The staff is eager-to-please when you arrive — for breakfast, lunch, dinner, or drinks.
The new bakery, cafe, and restaurant Runner and Stone is filled with natural light, exposed cement walls fashioned playfully from old flour sack molds, modernist prints of flowers, and a growing number of Gowanus residents thrilled to have high quality fare — from homemade pastries in the morning to roast chicken at night — in an unassuming storefront next to a Super 8 Motel.
The food is the result of two talents teaming up, and it’s the main attraction.
Chef Chris Pizulli and head baker Peter Endriss have known each other for 20 years and went into business together selling pastries at foodie markets including Williamsburg’s Smorgasburg.
Developing their popular venture into a full-on restaurant and bakery only seemed natural.
“We had always toyed with idea of doing something together. I loved the baking part, he has always been in the savory part. It’s a good complement,” said Endriss.
And the merger of salty and sweet makes business sense, according to the restaurateur.
“The combination came about because I wanted a retail bakery,” said Endriss, whose past experiences includes stints in Italy, Germany, France, as well as Amy’s Bread and the venerable Per Se in Manhattan. “Pairing it with a restaurant was a way to make it work financially, and when Chris and I started talking, it was the perfect way to partner up.”
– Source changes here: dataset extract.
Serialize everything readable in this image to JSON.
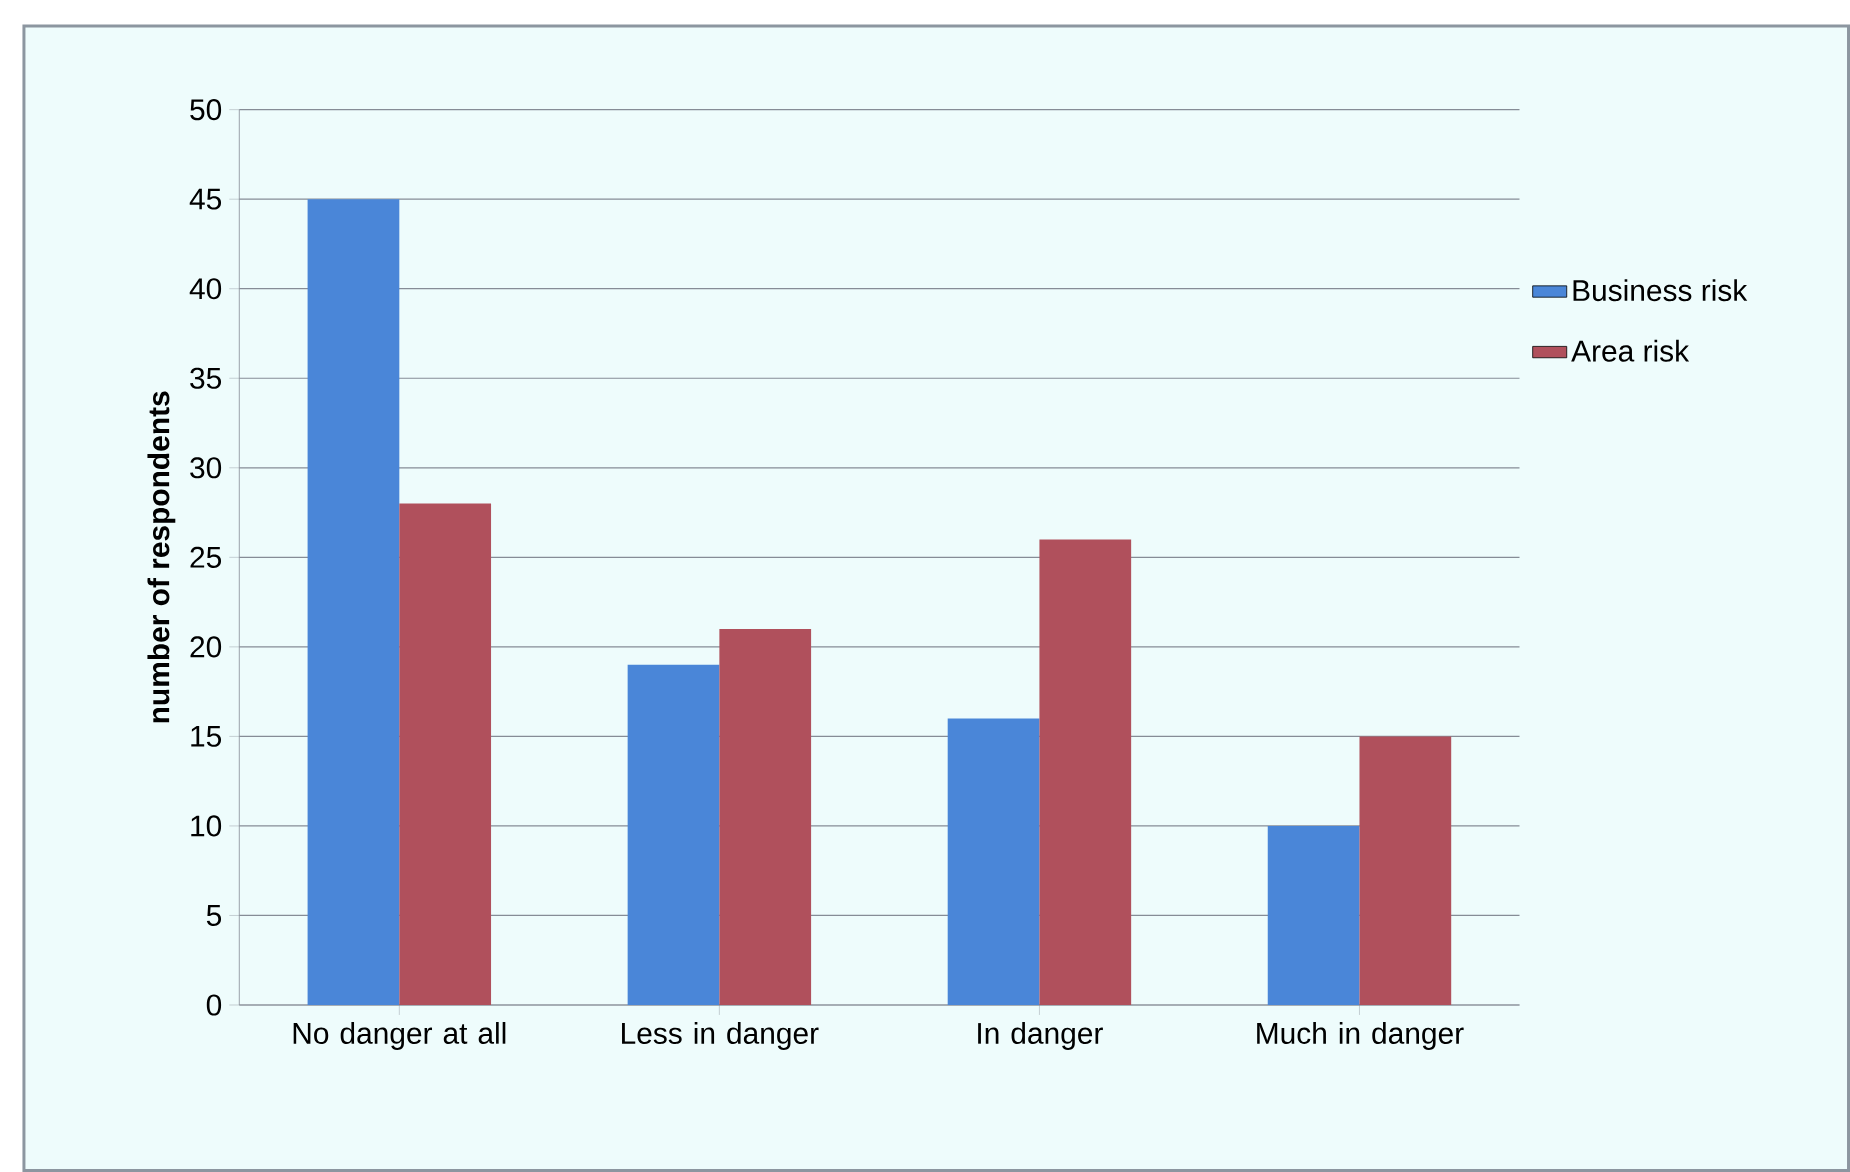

Both have a sure hand in the kitchen — Endriss upstairs in the baking station, where he prepares all breads in house, and Pizzulli in the basement, where he oversees the cooks.
For breakfast, the lemon poppy bread and the almond croissant sitting on the pastry counter in front are two favorites. The poppy bread is light and citrusy, the croissant flaky, buttery, and as indulgent as a cinnamon bun. The buckwheat baguette, with a light, crispy crust and soft, chewy, speckled crumb, is some of the best bread in Brooklyn.
Endriss said both he and Pizzulli pull from their life experiences when they are in the kitchen.
“You tend to make what you eat, and that’s what we do.”
Savory items, prepared by Pizzulli, a Brooklyn-native who cooked at Blue Ribbon, are also are prepared in-house — even the butter, which is cultured and whipped on-site, and the pancetta and pasta, which are made from scratch.
At lunch, the grilled cheese, a combination of cheddar grilled on rye with pickled apples and pancetta, could delight even the most jaded sandwich connoisseur. A turkey soup with farro and sage — broth made in house, of course — was comforting and richly flavorful.
On the dinner menu, the spaghetti alla chitarra is a great starter, before moving onto a roast chicken with buckwheat dumplings and mushroom broth. Desserts include a rye brownie and pear tiramisu.
The food is unmistakably good, but perhaps most telling of the restaurant, however, has been Gowanus’ immediate infatuation, says Endriss.
“People have been so supportive and awesome with us,” said Endriss, who claims his neighbors were eager to help out from the start.
“Now, you see the same faces in the bar.”
Runner and Stone [285 Third Ave. between President and Carroll streets in Gowanus, (718) 576–3360, www.runnerandstone.com].